First, let me say that the legislation as amended, as proposed, is clear in its intent to have entities that are subject to the legislation follow the rules that are set out, and to know that these are comprehensive in their structure, such that they would be the rules to which those entities would follow pertaining to consumer protection in the realm of banks and banking, which is under federal jurisdiction as per the Constitution. That's clear. Even the provisions around paramountcy merely reinforce the clarity that this is a comprehensive set of rules, which we are asking our federal entities to follow.
There is no reference directly to what provincial rules may be structured, what they may do, and where they apply. They will still apply where they apply, and it may, downstream, take courts to determine that.
I can say to your latter point that even with this language, the intent going forward is collaboration, having more co-operation and collaboration between the federal regulator and provincial regulators to avoid these issues. Working with entities on both sides is clearly the path forward and the intent.

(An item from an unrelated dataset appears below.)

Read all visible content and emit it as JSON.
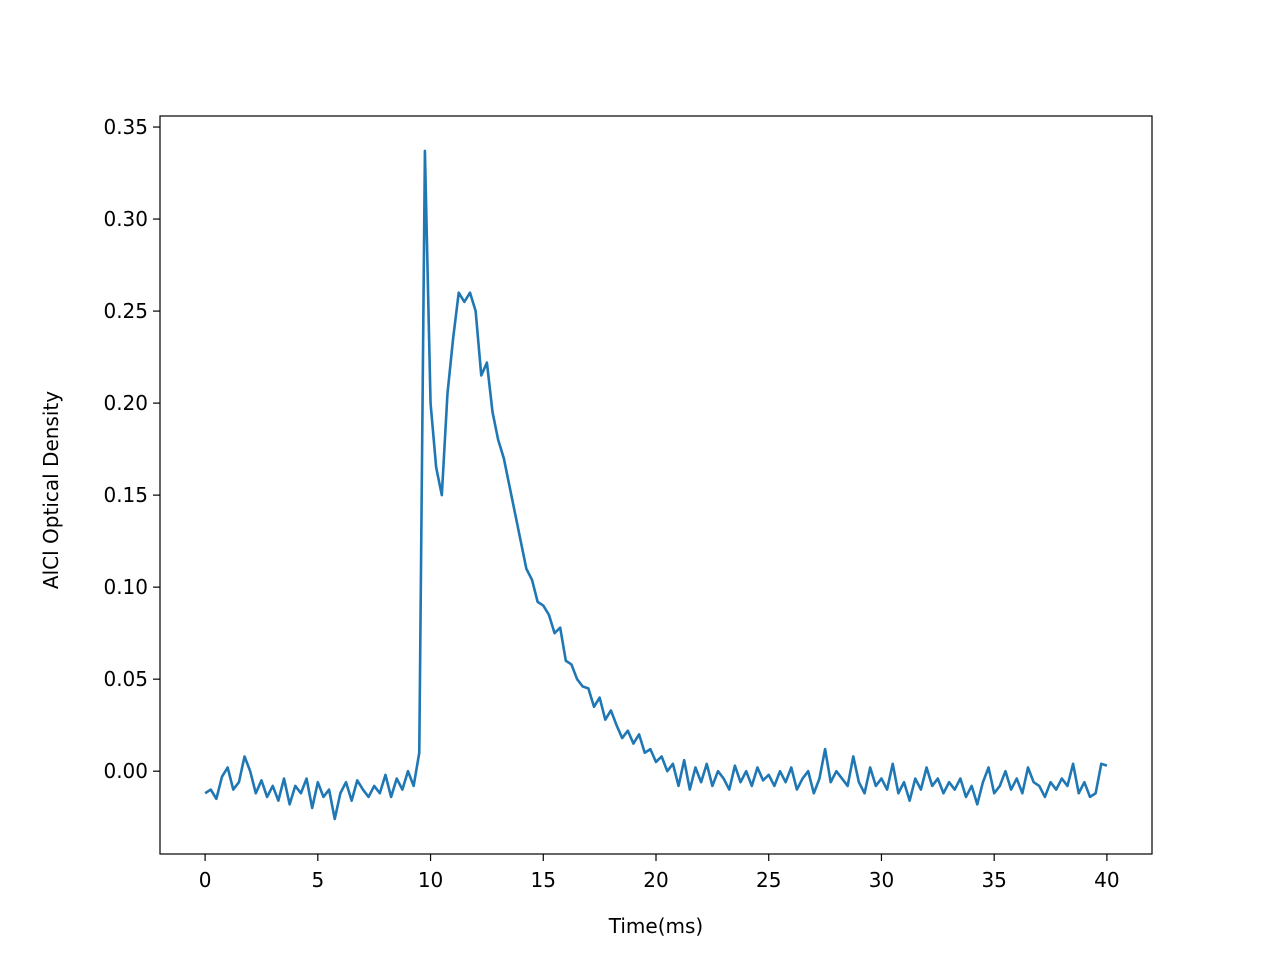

The Financial Consumer Agency of Canada, which is a new agency, is engaging and will continue to engage with provincial counterparts. The way it's designed to work is that if there is a federally chartered institution that does something in a province, a provincial regulator can go immediately to the federal regulator and have that issue addressed.
The plan going forward is for more co-operation and collaboration, recognizing that there is a dedicated regulator for those entities. I think everyone would be hopeful that this clarity makes returning to the courts for various disputes less likely.